En el plano personal es distinto, pues cada persona es un mundo, pero si una nación, una cultura entera está de un lado, el de la cultura de los sentidos, no puede estar de otro, el de la cultura de la seguridad. Por eso el desarrollo va acompañado de una pérdida inevitable en los «instintos», en los hábitos comunitarios y también en los hábitos de sensibilidad. Al fin y al cabo, se trata de sociedades que sacrifican la irregularidad de lo sensible y vivo a la uniformidad de lo conceptual, a la previsión científica y técnica, a la seguridad de la economía. ¿Por qué en los países desarrollados ya no se mira al prójimo como en los otros? Porque la gente está blindada en su privacidad [8]. Además, la imagen espectacular, servida a distancia por la técnica, tapa el rostro de lo humilde, lo cercano, lo sencillo. Las pantallas brillantes, con imágenes de las estrellas endiosadas, impiden ver el rostro del prójimo. Por eso se ha comentado que el hombre desarrollado, tecnológicamente armado, es un subdesarrollado en el plano perceptivo.

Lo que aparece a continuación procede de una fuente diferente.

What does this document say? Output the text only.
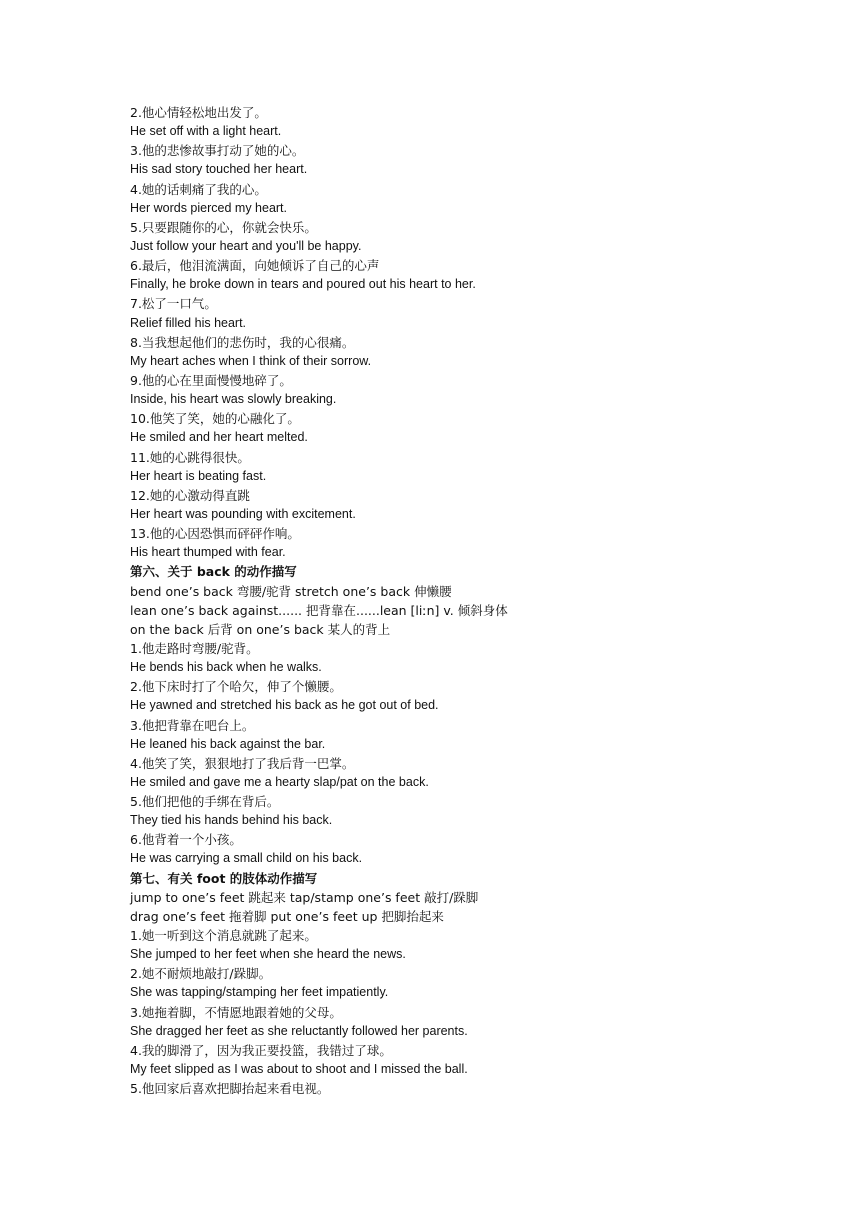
2.他心情轻松地出发了。
He set off with a light heart.
3.他的悲惨故事打动了她的心。
His sad story touched her heart.
4.她的话刺痛了我的心。
Her words pierced my heart.
5.只要跟随你的心，你就会快乐。
Just follow your heart and you'll be happy.
6.最后，他泪流满面，向她倾诉了自己的心声
Finally, he broke down in tears and poured out his heart to her.
7.松了一口气。
Relief filled his heart.
8.当我想起他们的悲伤时，我的心很痛。
My heart aches when I think of their sorrow.
9.他的心在里面慢慢地碎了。
Inside, his heart was slowly breaking.
10.他笑了笑，她的心融化了。
He smiled and her heart melted.
11.她的心跳得很快。
Her heart is beating fast.
12.她的心激动得直跳
Her heart was pounding with excitement.
13.他的心因恐惧而砰砰作响。
His heart thumped with fear.
第六、关于 back 的动作描写
bend one’s back 弯腰/驼背 stretch one’s back 伸懒腰
lean one’s back against...... 把背靠在......lean [liːn] v. 倾斜身体
on the back 后背 on one’s back 某人的背上
1.他走路时弯腰/驼背。
He bends his back when he walks.
2.他下床时打了个哈欠，伸了个懒腰。
He yawned and stretched his back as he got out of bed.
3.他把背靠在吧台上。
He leaned his back against the bar.
4.他笑了笑，狠狠地打了我后背一巴掌。
He smiled and gave me a hearty slap/pat on the back.
5.他们把他的手绑在背后。
They tied his hands behind his back.
6.他背着一个小孩。
He was carrying a small child on his back.
第七、有关 foot 的肢体动作描写
jump to one’s feet 跳起来 tap/stamp one’s feet 敲打/跺脚
drag one’s feet 拖着脚 put one’s feet up 把脚抬起来
1.她一听到这个消息就跳了起来。
She jumped to her feet when she heard the news.
2.她不耐烦地敲打/跺脚。
She was tapping/stamping her feet impatiently.
3.她拖着脚，不情愿地跟着她的父母。
She dragged her feet as she reluctantly followed her parents.
4.我的脚滑了，因为我正要投篮，我错过了球。
My feet slipped as I was about to shoot and I missed the ball.
5.他回家后喜欢把脚抬起来看电视。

Para percibir hay que poder tener «tiempos muertos», estar por un instante desconectado, conectado a la ambigüedad de la inmediatez, a lo casi imperceptible. Pero precisamente esta sociedad, por motivos ontológicos y políticos, procura que no tengamos tiempos muertos [9]. Toda la industria gigantesca de la comunicación está para eso, sirviendo una percepción precocinada, preparada. Con el consumo y constante reemplazo de objetos e imágenes la época del acceso se convierte en la del acceso a nuestra velocidad de escape; la celeridad social se constituye en un arma de control, pues nos impide detenernos en cualquier escena de la propia existencia. Se trata de llenar el tiempo, de entretener, de invadir el tiempo de la vida con la cronología social. La virtualidad instantánea de lo digital está al servicio de esta política actual, su lucha feroz por controlar la percepción. La velocidad es, básicamente, un arma del poder, del global conservadurismo del movimiento sin fin.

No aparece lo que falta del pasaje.